Elementary school today still reflects the one-room schoolhouse. Why do we expect an elementary teacher to be well-versed in subject and pedagogy x 4? How much math, science, English and social studies do we expect them to know and be adept at teaching? It’s not fair to them and yet it was only recently that we thought that maybe elementary teaching duties should be split between math/science and English/social studies experts. Now add in the lack of mathematical knowledge in elementary teachers along with the fact that math is an anathema in many elementary classrooms.
So my solution would be to completely change the structure of education to represent the 21st century. We could make elementary/middle school modular rather than the one-size-fits-all of a fouth-grade class. We should measure students with a growth model so that if I get them at a 6.2 GLE I know exactly where they’re at and if they leave my class at a 7.1 GLE you know how effective I was. Real-life skills should be emphasized. Teach students to write a resume or an email (or SD post)that won’t be misinterpreted. Teach students how to run a small business. Teach students how to look at how events in the past created the world today e.g. w hy illegal immigrants are protected as “residents” despite not having lawful presence. There is a lot that can be done beyond 5 paragraph essays, quadratic formula, the periodic table and memorizing the names of the first 7 presidents.
There was one outside the Seattle’s Pacific Science Center that I remember from 4th grade. It had to do with bouncing balls and the normal curve but what still facinates me is how every 10th(?) ball was black and would end up in two and only two columns.
that is my favorite too. as a youth when I went to a museum with one i would always watch a few cycles to see what happened. the one i saw had only one color ball.
the device is called a Galton Box. making one is on my bucket list.
Does it matter very much that my son (13) still hasn’t quite got the hang of multiplication tables? Despite the flash cards, and memorization drills, and having him write the tables over and over… he still can’t remember a third to half the facts at any given moment.
Does it mean he’s doomed to stuggle in math through high school and the rest of his life?
Teachers emphasize the multiplication tables because in our days we didn’t have calculators with us all of the time.
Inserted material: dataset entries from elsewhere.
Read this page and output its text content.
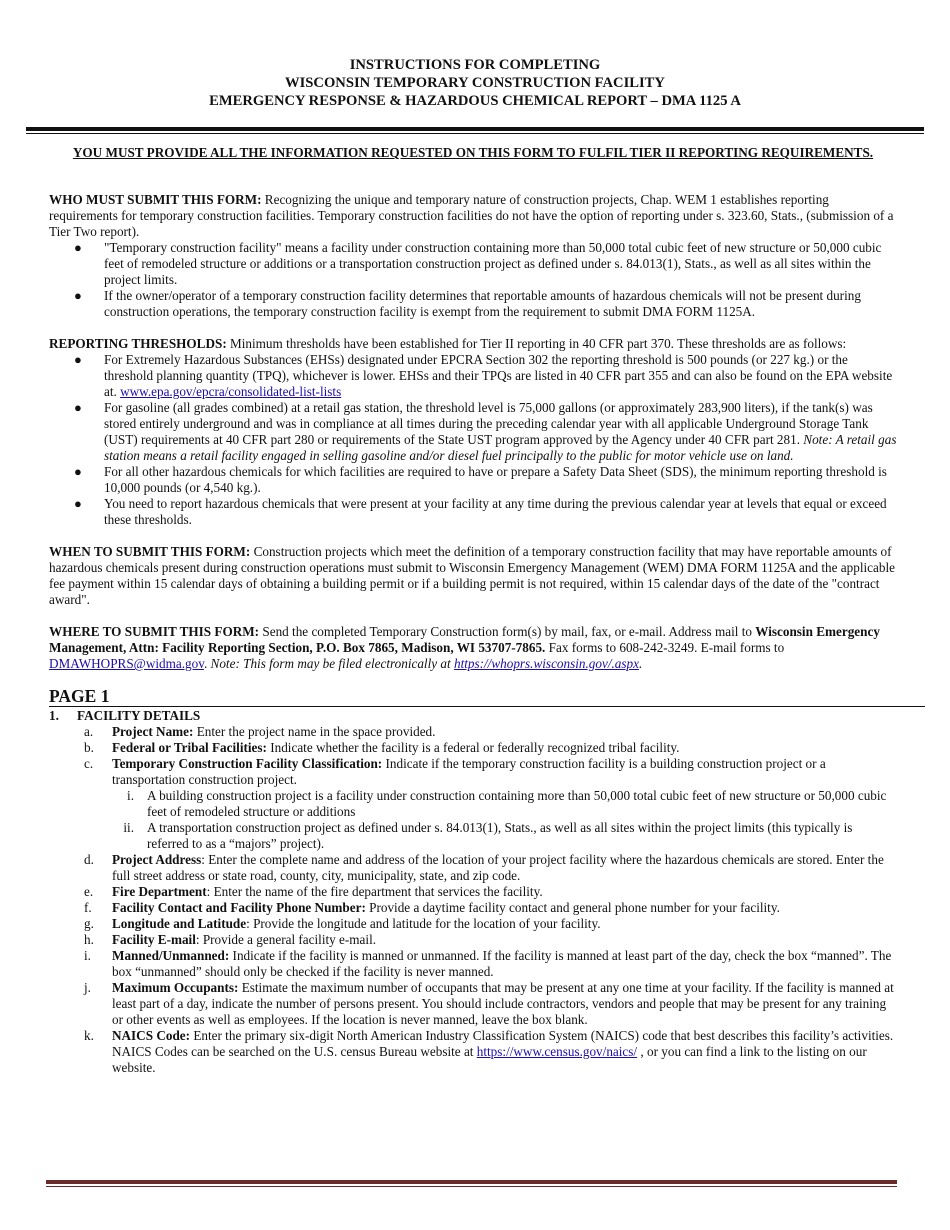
INSTRUCTIONS FOR COMPLETING
WISCONSIN TEMPORARY CONSTRUCTION FACILITY
EMERGENCY RESPONSE & HAZARDOUS CHEMICAL REPORT – DMA 1125 A
YOU MUST PROVIDE ALL THE INFORMATION REQUESTED ON THIS FORM TO FULFIL TIER II REPORTING REQUIREMENTS.

WHO MUST SUBMIT THIS FORM: Recognizing the unique and temporary nature of construction projects, Chap. WEM 1 establishes reporting requirements for temporary construction facilities. Temporary construction facilities do not have the option of reporting under s. 323.60, Stats., (submission of a Tier Two report).

● "Temporary construction facility" means a facility under construction containing more than 50,000 total cubic feet of new structure or 50,000 cubic feet of remodeled structure or additions or a transportation construction project as defined under s. 84.013(1), Stats., as well as all sites within the project limits.
● If the owner/operator of a temporary construction facility determines that reportable amounts of hazardous chemicals will not be present during construction operations, the temporary construction facility is exempt from the requirement to submit DMA FORM 1125A.

REPORTING THRESHOLDS: Minimum thresholds have been established for Tier II reporting in 40 CFR part 370. These thresholds are as follows:

● For Extremely Hazardous Substances (EHSs) designated under EPCRA Section 302 the reporting threshold is 500 pounds (or 227 kg.) or the threshold planning quantity (TPQ), whichever is lower. EHSs and their TPQs are listed in 40 CFR part 355 and can also be found on the EPA website at. www.epa.gov/epcra/consolidated-list-lists
● For gasoline (all grades combined) at a retail gas station, the threshold level is 75,000 gallons (or approximately 283,900 liters), if the tank(s) was stored entirely underground and was in compliance at all times during the preceding calendar year with all applicable Underground Storage Tank (UST) requirements at 40 CFR part 280 or requirements of the State UST program approved by the Agency under 40 CFR part 281. Note: A retail gas station means a retail facility engaged in selling gasoline and/or diesel fuel principally to the public for motor vehicle use on land.
● For all other hazardous chemicals for which facilities are required to have or prepare a Safety Data Sheet (SDS), the minimum reporting threshold is 10,000 pounds (or 4,540 kg.).
● You need to report hazardous chemicals that were present at your facility at any time during the previous calendar year at levels that equal or exceed these thresholds.

WHEN TO SUBMIT THIS FORM: Construction projects which meet the definition of a temporary construction facility that may have reportable amounts of hazardous chemicals present during construction operations must submit to Wisconsin Emergency Management (WEM) DMA FORM 1125A and the applicable fee payment within 15 calendar days of obtaining a building permit or if a building permit is not required, within 15 calendar days of the date of the "contract award".

WHERE TO SUBMIT THIS FORM: Send the completed Temporary Construction form(s) by mail, fax, or e-mail. Address mail to Wisconsin Emergency Management, Attn: Facility Reporting Section, P.O. Box 7865, Madison, WI 53707-7865. Fax forms to 608-242-3249. E-mail forms to DMAWHOPRS@widma.gov. Note: This form may be filed electronically at https://whoprs.wisconsin.gov/.aspx.

PAGE 1
1. FACILITY DETAILS
a. Project Name: Enter the project name in the space provided.
b. Federal or Tribal Facilities: Indicate whether the facility is a federal or federally recognized tribal facility.
c. Temporary Construction Facility Classification: Indicate if the temporary construction facility is a building construction project or a transportation construction project.
i. A building construction project is a facility under construction containing more than 50,000 total cubic feet of new structure or 50,000 cubic feet of remodeled structure or additions
ii. A transportation construction project as defined under s. 84.013(1), Stats., as well as all sites within the project limits (this typically is referred to as a “majors” project).
d. Project Address: Enter the complete name and address of the location of your project facility where the hazardous chemicals are stored. Enter the full street address or state road, county, city, municipality, state, and zip code.
e. Fire Department: Enter the name of the fire department that services the facility.
f. Facility Contact and Facility Phone Number: Provide a daytime facility contact and general phone number for your facility.
g. Longitude and Latitude: Provide the longitude and latitude for the location of your facility.
h. Facility E-mail: Provide a general facility e-mail.
i. Manned/Unmanned: Indicate if the facility is manned or unmanned. If the facility is manned at least part of the day, check the box “manned”. The box “unmanned” should only be checked if the facility is never manned.
j. Maximum Occupants: Estimate the maximum number of occupants that may be present at any one time at your facility. If the facility is manned at least part of a day, indicate the number of persons present. You should include contractors, vendors and people that may be present for any training or other events as well as employees. If the location is never manned, leave the box blank.
k. NAICS Code: Enter the primary six-digit North American Industry Classification System (NAICS) code that best describes this facility’s activities. NAICS Codes can be searched on the U.S. census Bureau website at https://www.census.gov/naics/ , or you can find a link to the listing on our website.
Now with cell phones everyone does. So is there a difference in estimationg a 15% tip that I roung the number, take 10%, halve it and add them together (e.g. 27.41 => 30 => 3 +1.5 => $4.50 tip) while Mrs Cad pulls out her phone and uses the tip calculation app? I had this exact same discussion with a teacher who complained his high-school students didn’t know their times tables. I asked if the students were allowed to use calculators and he said yes so I asked then why do they need to learn their times tables. He had no answer.
Will learning his multiplication tables help him be fluent? Yes but fluency while nice should not be something that means the difference between pass and fail. If so, then you have a bad math teacher.* There are other things he should memorize too to make his life easier in math classes. He should know all of the prime numbers 101 and below. He should know his first 20 perfect squares. Those are very useful in math and not available on a calculator.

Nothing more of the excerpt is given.